California Appellate Court Decisions Impact Wage and Hour Actions

Two recent California appellate decisions will impact wage and hour class actions and representative actions.

Donohue v. AMN Services, LLC

California law requires that employers “must generally provide employees with one 30-minute meal period that begins no later than the end of the fifth hour of work and another 30-minute meal period that begins no later than the end of the tenth hour of work.” If an employee is not provided the opportunity to take a timely and uninterrupted meal period, the employee is due one hour of wages as a “wage premium.” Cal. Lab. Code § 512(a); see also, Brinker Restaurant Corp. v. Superior Court, 53 Cal.4th 1004 (2012).

In Donohue v.
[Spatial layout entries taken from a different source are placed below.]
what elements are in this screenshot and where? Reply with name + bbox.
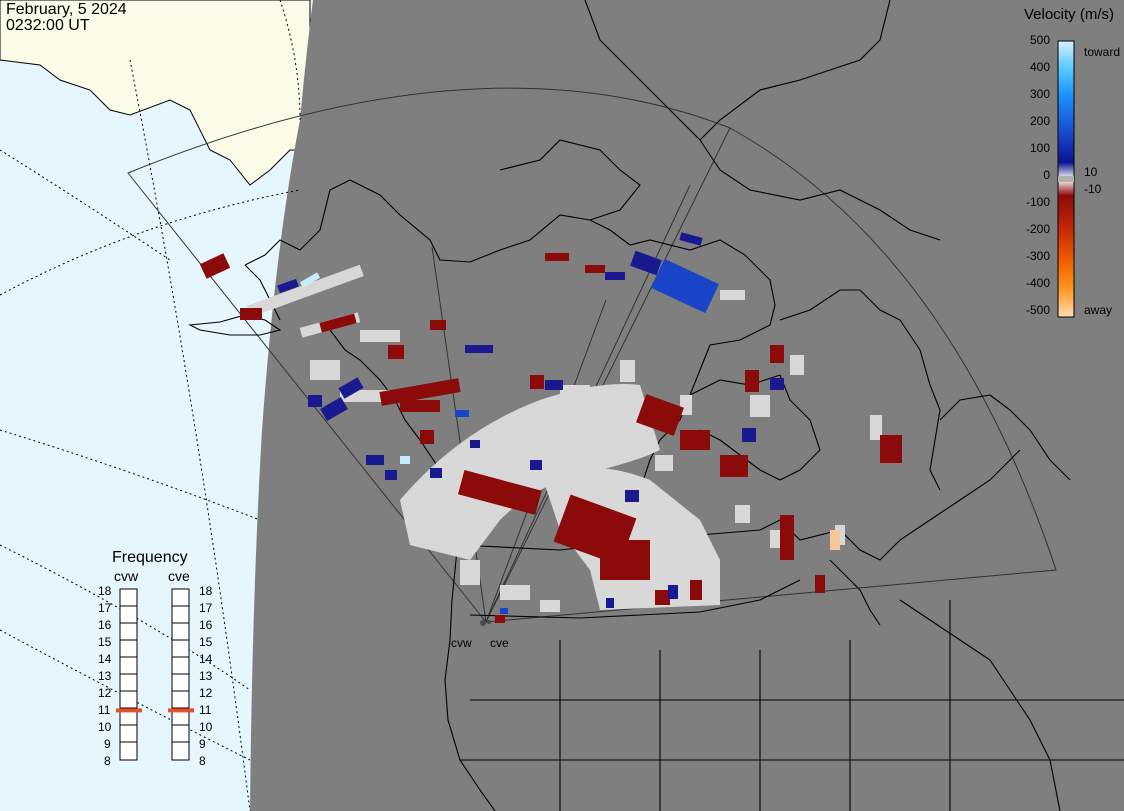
velocity-tick: 200: [1029, 114, 1050, 128]
frequency-tick-right: 17: [199, 601, 213, 615]
frequency-radar-label-cvw: cvw: [114, 568, 139, 584]
frequency-tick-left: 11: [98, 703, 111, 717]
time-label: 0232:00 UT: [6, 17, 90, 34]
frequency-tick-right: 13: [199, 669, 213, 683]
frequency-tick-right: 11: [199, 703, 212, 717]
frequency-radar-label-cve: cve: [168, 568, 190, 584]
frequency-tick-left: 10: [98, 720, 112, 734]
frequency-tick-right: 12: [199, 686, 213, 700]
site-marker-cvw: [480, 620, 486, 626]
velocity-tick: 100: [1029, 141, 1050, 155]
site-label-cve: cve: [490, 636, 509, 650]
date-label: February, 5 2024: [6, 1, 127, 18]
frequency-title: Frequency: [112, 549, 188, 566]
frequency-tick-right: 9: [199, 737, 206, 751]
velocity-tick: 300: [1029, 87, 1050, 101]
velocity-tick: -500: [1025, 303, 1050, 317]
velocity-gap-low: -10: [1084, 182, 1102, 196]
frequency-tick-left: 15: [98, 635, 112, 649]
frequency-tick-left: 18: [98, 584, 112, 598]
velocity-tick: -100: [1025, 195, 1050, 209]
frequency-tick-left: 13: [98, 669, 112, 683]
away-strong-echoes: [830, 530, 840, 550]
velocity-gap-band: [1058, 176, 1074, 182]
velocity-scale-title: Velocity (m/s): [1023, 6, 1114, 23]
frequency-tick-left: 16: [98, 618, 112, 632]
frequency-tick-right: 8: [199, 754, 206, 768]
radar-echoes: [199, 232, 902, 623]
site-label-cvw: cvw: [451, 636, 472, 650]
frequency-tick-right: 18: [199, 584, 213, 598]
frequency-indicator-cve: [168, 708, 194, 713]
frequency-tick-right: 14: [199, 652, 213, 666]
velocity-away-label: away: [1084, 303, 1113, 317]
velocity-tick: -200: [1025, 222, 1050, 236]
velocity-gap-high: 10: [1084, 165, 1098, 179]
away-echoes: [199, 253, 902, 623]
toward-strong-echoes: [455, 258, 719, 614]
frequency-tick-left: 17: [98, 601, 112, 615]
frequency-tick-right: 10: [199, 720, 213, 734]
frequency-tick-right: 15: [199, 635, 213, 649]
frequency-tick-left: 12: [98, 686, 112, 700]
frequency-tick-left: 8: [104, 754, 111, 768]
velocity-tick: 500: [1029, 33, 1050, 47]
frequency-gauge-gridlines: [120, 605, 189, 743]
frequency-tick-left: 14: [98, 652, 112, 666]
velocity-tick: -400: [1025, 276, 1050, 290]
light-toward-echoes: [299, 272, 410, 464]
frequency-tick-left: 9: [104, 737, 111, 751]
velocity-toward-label: toward: [1084, 45, 1121, 59]
frequency-indicator-cvw: [116, 708, 142, 713]
velocity-tick: 0: [1043, 168, 1050, 182]
velocity-tick: 400: [1029, 60, 1050, 74]
toward-echoes: [277, 232, 784, 608]
velocity-tick: -300: [1025, 249, 1050, 263]
site-marker-cve: [487, 620, 491, 624]
frequency-tick-right: 16: [199, 618, 213, 632]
AMN Services, Inc., plaintiff filed a class action against her employer, AMN Services, for failure to pay the wage premium for her missed meal periods. Plaintiff contended that AMN’s timekeeping software had an automatic rounding process whereby an employee’s punched time was rounded to the nearest 10-minute increment, which resulted in a meal period violation and a failure to pay the wage premium for the missed meal period. In a February 25, 2021, decision, the California Supreme Court held that employers cannot use rounding in the meal period context. The Court also held that time records showing non-compliant meal periods raise a rebuttable presumption of meal period violations, including at the summary judgment stage.

The California Supreme Court’s decision sends a clear signal that while rounding time punches may be permissible for purposes of calculating hours worked, it cannot be done with respect to the 30 minute meal period requirement.
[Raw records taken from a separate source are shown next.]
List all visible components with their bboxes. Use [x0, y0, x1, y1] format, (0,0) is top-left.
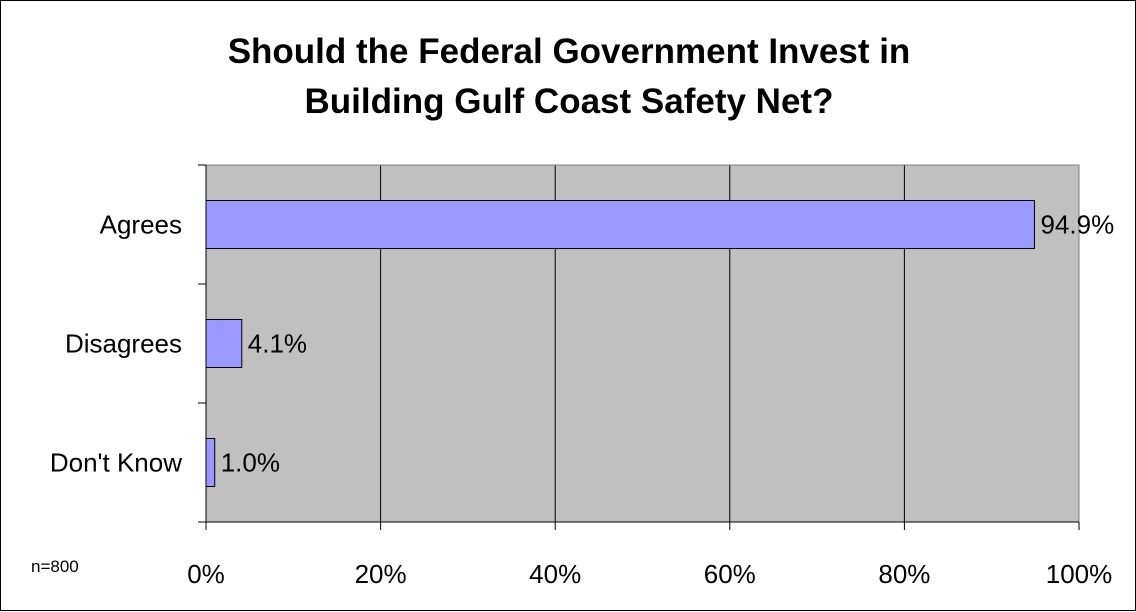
data-label: 94.9%	[1040, 210, 1114, 240]
chart-title: Should the Federal Government Invest in …	[1, 27, 1136, 127]
bar	[205, 319, 243, 368]
category-label: Agrees	[100, 210, 182, 240]
x-tick-label: 80%	[878, 559, 930, 589]
category-label: Disagrees	[65, 329, 182, 359]
chart-title-line-1: Should the Federal Government Invest in	[227, 32, 911, 71]
x-tick-label: 0%	[187, 559, 225, 589]
bar	[205, 438, 216, 487]
chart-title-line-2: Building Gulf Coast Safety Net?	[304, 82, 834, 121]
bar	[205, 200, 1035, 249]
x-tick-label: 40%	[529, 559, 581, 589]
data-label: 4.1%	[248, 329, 307, 359]
x-tick-label: 60%	[704, 559, 756, 589]
x-tick-label: 100%	[1046, 559, 1113, 589]
data-label: 1.0%	[221, 448, 280, 478]
category-label: Don't Know	[50, 448, 182, 478]
x-tick-label: 20%	[355, 559, 407, 589]
sample-size-note: n=800	[31, 557, 79, 576]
Crestwood Behavioral Health v. Superior Court

On February 17, 2021, California's First District Court of Appeal issued a decision that expands the venues available for plaintiffs to file a Labor Code Private Attorney General Act (PAGA) suit. Crestwood Behavioral Health, Inc. v. Superior Court of Alameda Cty., No. A160523 (Cal. Ct. App. Feb. 17, 2021). The court held that the proper venue for a PAGA action is any county where any alleged aggrieved employee suffered a Labor Code violation, even if the plaintiff did not suffer Labor Code violations in that county. In Crestwood, plaintiff had worked in Solano County but filed suit in Alameda County, where the defendant also maintained facilities. Defendant moved to transfer venue to Sacramento County (where it maintained its principal place of business), asserting, that venue was not proper in Alameda County because plaintiff did not work there.

The Court held that venue for PAGA actions is not limited to the counties in which plaintiff suffered Labor Code violations but lies in any county where an allegedly aggrieved employee suffered Labor Code violations. The Court reasoned that in a PAGA action, the plaintiff serves as a “proxy for the state” and that there is no “reason why the legislature would have limited venue to the location where the representative plaintiff worked when she [was] suing on behalf of all aggrieved employees, not just herself.” Thus, the Court held that Alameda County was a proper venue since the defendant had aggrieved employees there.

The Court’s Crestwood decision is significant because it opens the door for some PAGA plaintiffs to engage in forum shopping.